Costui lo colpì con una roncola alla testa (Rizzardo stava
giocando a scacchi). Il villano venne ucciso seduta stante
dagli stessi congiurati che gli avevano armato la mano,
preoccupati certamente di levare di mezzo un pericoloso
testimonio. Rizzardo morì dopo qualche giorno tra le braccia
della moglie Giovannina Visconti.
Gli succedette il fratello Guecellone, definito maestro di
intrighi e di doppi giochi, tanto infido da provocare la
sollevazione generale dei trevigiani, i quali, con a capo il
Vescovo, lo cacciarono dalla città (15 dicembre 1312),
costringendolo in tutta fretta a riparare a Serravalle di
Vittorio Veneto.
Dopo questi poco edificanti esperimenti, Treviso non voleva
più saperne di "signorotti", ma purtroppo la sua aspirazione
a conservare l'indipendenza, dandosi nuovi statuti comunali,
costruendo nuovi e robusti fortilizi, incorag giando gli
studi e il ritorno alla sue più belle tradizioni, venne a
cozzare contro le mire di due potenti e bellicose
famiglie del tempo: quella di Can Grande della Scala Signore
di Verona e quella di Francesco il Vecchio da Carrara,
padrone di Padova. È il primo che ripetutamente porta le sue
truppe sotto le mura della città, tentando di conquistarla
con il valore o con l'inganno, in ciò aiutato da Guecello da
Camino, che non si era rassegnato al suo esilio.
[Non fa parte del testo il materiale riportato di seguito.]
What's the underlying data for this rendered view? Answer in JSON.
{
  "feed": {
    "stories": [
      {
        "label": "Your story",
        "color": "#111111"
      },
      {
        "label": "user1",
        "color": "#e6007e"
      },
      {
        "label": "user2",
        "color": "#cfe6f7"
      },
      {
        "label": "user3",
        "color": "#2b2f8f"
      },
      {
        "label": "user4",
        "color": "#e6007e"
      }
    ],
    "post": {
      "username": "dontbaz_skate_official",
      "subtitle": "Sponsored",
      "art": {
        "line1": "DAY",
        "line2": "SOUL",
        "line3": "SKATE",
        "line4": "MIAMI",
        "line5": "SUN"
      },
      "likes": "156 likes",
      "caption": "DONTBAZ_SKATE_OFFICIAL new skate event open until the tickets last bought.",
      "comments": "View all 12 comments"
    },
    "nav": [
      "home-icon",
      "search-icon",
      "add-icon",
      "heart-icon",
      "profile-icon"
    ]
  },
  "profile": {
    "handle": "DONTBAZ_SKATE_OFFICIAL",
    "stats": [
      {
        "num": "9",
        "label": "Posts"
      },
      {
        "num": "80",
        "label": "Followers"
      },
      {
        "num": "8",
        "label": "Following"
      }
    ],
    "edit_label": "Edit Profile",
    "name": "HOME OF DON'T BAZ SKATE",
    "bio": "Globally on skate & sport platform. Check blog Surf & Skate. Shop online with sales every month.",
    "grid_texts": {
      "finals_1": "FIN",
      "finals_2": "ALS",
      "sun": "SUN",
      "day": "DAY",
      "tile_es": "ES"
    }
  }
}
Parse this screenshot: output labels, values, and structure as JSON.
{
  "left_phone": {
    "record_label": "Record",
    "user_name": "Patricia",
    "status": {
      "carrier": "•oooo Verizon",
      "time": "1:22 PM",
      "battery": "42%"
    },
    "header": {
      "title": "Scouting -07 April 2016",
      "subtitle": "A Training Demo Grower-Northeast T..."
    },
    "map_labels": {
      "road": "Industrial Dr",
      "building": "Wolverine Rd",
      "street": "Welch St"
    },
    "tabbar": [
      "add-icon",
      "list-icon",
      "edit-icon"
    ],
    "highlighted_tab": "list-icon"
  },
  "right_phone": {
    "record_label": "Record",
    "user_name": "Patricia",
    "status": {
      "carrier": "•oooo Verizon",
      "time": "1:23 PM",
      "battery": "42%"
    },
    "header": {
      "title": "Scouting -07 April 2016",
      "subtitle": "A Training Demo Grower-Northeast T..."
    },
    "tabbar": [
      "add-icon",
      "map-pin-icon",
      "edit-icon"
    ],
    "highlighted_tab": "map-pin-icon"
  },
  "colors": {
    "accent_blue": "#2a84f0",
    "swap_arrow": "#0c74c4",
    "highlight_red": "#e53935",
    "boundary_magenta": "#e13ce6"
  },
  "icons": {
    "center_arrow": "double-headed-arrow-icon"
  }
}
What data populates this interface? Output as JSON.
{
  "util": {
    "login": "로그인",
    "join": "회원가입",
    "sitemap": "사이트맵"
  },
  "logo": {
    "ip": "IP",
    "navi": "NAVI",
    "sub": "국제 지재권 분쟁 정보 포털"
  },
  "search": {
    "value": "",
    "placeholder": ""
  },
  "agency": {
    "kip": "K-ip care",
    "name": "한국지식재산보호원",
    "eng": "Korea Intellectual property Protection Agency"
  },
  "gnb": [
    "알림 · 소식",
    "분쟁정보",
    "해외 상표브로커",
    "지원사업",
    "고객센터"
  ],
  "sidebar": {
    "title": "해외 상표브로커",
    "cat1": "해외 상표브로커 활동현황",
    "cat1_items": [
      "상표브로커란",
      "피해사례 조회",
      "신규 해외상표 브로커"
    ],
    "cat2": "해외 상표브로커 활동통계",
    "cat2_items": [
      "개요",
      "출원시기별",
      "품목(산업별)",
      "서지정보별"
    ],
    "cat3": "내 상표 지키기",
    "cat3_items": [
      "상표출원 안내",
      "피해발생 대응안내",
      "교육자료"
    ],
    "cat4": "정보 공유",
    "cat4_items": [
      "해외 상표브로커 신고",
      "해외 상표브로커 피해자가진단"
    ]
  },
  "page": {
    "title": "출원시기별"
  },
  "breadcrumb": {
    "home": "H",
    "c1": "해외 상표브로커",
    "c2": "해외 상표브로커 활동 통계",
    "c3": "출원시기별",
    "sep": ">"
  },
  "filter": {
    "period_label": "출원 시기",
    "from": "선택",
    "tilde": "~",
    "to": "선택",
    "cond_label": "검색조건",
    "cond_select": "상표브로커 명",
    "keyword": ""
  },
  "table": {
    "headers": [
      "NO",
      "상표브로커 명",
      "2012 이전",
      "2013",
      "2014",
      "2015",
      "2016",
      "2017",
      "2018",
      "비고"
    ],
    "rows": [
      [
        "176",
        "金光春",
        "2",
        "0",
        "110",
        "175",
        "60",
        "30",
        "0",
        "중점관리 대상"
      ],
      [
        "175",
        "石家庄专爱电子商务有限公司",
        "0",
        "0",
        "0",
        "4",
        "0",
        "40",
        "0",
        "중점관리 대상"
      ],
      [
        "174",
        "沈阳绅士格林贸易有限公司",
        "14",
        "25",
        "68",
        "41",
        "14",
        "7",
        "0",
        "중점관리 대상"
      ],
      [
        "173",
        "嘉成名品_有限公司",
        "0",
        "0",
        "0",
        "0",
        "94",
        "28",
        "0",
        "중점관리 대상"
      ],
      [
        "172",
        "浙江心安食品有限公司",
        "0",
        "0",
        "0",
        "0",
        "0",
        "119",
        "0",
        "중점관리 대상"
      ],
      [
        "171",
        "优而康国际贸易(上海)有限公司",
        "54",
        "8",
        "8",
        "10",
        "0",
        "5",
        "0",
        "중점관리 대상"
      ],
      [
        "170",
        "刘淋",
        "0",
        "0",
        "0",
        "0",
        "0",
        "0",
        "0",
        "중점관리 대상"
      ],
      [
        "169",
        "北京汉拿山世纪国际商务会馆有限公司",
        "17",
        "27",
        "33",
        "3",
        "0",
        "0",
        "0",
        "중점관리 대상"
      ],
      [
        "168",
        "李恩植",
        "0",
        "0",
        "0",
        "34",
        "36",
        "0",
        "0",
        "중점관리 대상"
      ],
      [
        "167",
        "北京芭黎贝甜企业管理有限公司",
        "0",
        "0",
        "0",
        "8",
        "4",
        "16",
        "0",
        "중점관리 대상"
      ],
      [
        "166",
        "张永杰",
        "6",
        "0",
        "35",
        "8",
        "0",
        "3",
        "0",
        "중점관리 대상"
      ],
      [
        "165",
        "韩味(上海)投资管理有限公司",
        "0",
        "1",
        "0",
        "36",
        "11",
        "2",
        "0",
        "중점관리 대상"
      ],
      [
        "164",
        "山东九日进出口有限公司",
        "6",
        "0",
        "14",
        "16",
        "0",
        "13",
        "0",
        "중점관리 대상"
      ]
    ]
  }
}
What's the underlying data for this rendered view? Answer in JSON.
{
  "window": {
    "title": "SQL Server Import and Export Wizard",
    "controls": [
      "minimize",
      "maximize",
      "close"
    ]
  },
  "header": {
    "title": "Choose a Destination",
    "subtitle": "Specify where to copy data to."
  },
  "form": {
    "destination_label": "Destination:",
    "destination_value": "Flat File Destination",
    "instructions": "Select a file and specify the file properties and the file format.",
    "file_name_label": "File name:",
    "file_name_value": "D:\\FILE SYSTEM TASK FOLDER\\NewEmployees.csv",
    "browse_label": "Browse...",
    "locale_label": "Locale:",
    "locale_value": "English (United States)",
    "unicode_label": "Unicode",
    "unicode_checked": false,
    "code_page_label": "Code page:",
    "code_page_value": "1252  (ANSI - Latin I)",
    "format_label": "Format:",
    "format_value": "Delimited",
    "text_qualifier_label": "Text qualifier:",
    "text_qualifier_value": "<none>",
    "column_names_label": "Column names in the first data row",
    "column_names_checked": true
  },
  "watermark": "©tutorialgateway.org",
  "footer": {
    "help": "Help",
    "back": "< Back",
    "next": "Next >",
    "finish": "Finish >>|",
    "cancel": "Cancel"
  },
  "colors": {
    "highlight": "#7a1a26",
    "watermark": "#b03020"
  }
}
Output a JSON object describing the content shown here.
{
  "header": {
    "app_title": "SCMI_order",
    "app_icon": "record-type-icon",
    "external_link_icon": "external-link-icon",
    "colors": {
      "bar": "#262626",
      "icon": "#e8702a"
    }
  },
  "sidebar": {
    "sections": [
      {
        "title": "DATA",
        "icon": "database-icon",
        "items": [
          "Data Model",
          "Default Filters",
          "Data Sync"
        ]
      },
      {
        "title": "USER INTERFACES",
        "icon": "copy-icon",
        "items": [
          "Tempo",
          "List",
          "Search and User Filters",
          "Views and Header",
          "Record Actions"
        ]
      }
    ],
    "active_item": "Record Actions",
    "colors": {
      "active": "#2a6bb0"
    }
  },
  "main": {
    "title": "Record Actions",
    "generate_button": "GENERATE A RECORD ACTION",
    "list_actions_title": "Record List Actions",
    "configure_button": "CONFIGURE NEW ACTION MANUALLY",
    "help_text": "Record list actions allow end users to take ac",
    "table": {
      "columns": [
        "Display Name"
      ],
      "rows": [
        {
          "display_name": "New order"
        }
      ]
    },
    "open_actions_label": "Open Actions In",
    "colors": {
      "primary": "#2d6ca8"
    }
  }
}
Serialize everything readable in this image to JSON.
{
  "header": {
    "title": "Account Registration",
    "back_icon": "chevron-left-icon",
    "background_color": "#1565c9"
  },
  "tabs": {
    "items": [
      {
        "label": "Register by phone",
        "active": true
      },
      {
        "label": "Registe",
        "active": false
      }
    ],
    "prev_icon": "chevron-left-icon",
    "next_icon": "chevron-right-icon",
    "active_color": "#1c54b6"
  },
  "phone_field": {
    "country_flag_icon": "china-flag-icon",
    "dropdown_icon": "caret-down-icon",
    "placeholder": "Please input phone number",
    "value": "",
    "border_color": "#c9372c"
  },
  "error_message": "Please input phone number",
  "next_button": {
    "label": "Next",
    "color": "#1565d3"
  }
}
In questo
periodo i trevigiani, inferociti per i tradimenti e le
connivenze di alcune famiglie con Cane, rasero al suolo i
palazzi dei Da Camino, di Artico Tempesta, dei Ravagnini,
dei Morgani, dei Coderta ecc. Can Grande intanto non mollava
e dal campo di Mogliano, girovagando con le sue truppe fra
Conegliano e Mestre, teneva sempre sotto minaccia la città
del Sile. Fu così che Treviso chiamò in suo aiuto Federico
il Bello, Duca d'Austria, che mandò a reggerla prima il
conte Enrico di Gorizia e poi altri vicari. Sotto il governo
imperiale la città tornò a battere monete per altri sette
anni (1319-1326) e ritornò a respirare aria di libertà,
nonostante le rivalità e le lotte fra le principali famiglie
(Azzoni, Camposampiero, Collalto, Tempesta) che si
contendevano la supremazia, favorendo così la agognata
conquista di Treviso da parte di Can Grande. Fu infatti
durante il debole governo di Guecello Tempesta (iniziato il
5 gennaio del 1327 e durato circa due anni) che la città
aprì le porte al Signore di Verona: soddisfazione peraltro
costata molto cara in termini di vite umane da una parte e
dall'altra e destinata a spegnersi tragicamente appena
quattro giorni dopo, con la morte dello stesso Can Grande a
causa, si disse, di una violenta colica intestinale
provocata dall'acqua fredda delle nostre fontane e bevuta
abbondantemente dopo l'ingresso in città.
IL DOMINIO SCALIGERO
Il dominio scaligero a Treviso durò 10 anni (1329-1338) con
le connivenze delle famiglie più in vista: i Tempesta, i d'Ortigo,
i di Rovero, i dalla Rocca, i da Monfumo, i da Coderta, i
Barovieri di Castelfranco ecc. Nel periodo della loro
Signoria gli Scaligeri ritoccarono a loro beneficio gli
Statuti, imposero nuovi balzelli, riattarono nuovi tratti
delle Mura medioevali. Erano i tempi in cui la Serenissima
Repubblica pensava di allargare nella terraferma i suoi
confini occupando nuovi territori guerreggiando contro gli
Scaligeri, i Carraresi, i Gon zaga; i Visconti, i conti di
Gorizia ecc. Lotte lunghe, ostinate, disseminate da alterne
vicende, da connivenze e sottomissioni "spontanee". Fu così
che Treviso nel 1339 finì sotto il dominio di Venezia che
nominò suo primo podestà Marin Faliero (il futuro sventurato Doge), il quale si diede a risanare la città dai
malanni
delle guerre, dedicando anche molta attenzione all'economia
agricola. In definitiva tanto bene operò Marin Faliero che
l'11 febbraio del 1344 i trevigiani "con unanime deliberazione del Consiglio dei 300, cedettero a Venezia la città, i
castelli, i beni, le regioni e le giurisdizioni".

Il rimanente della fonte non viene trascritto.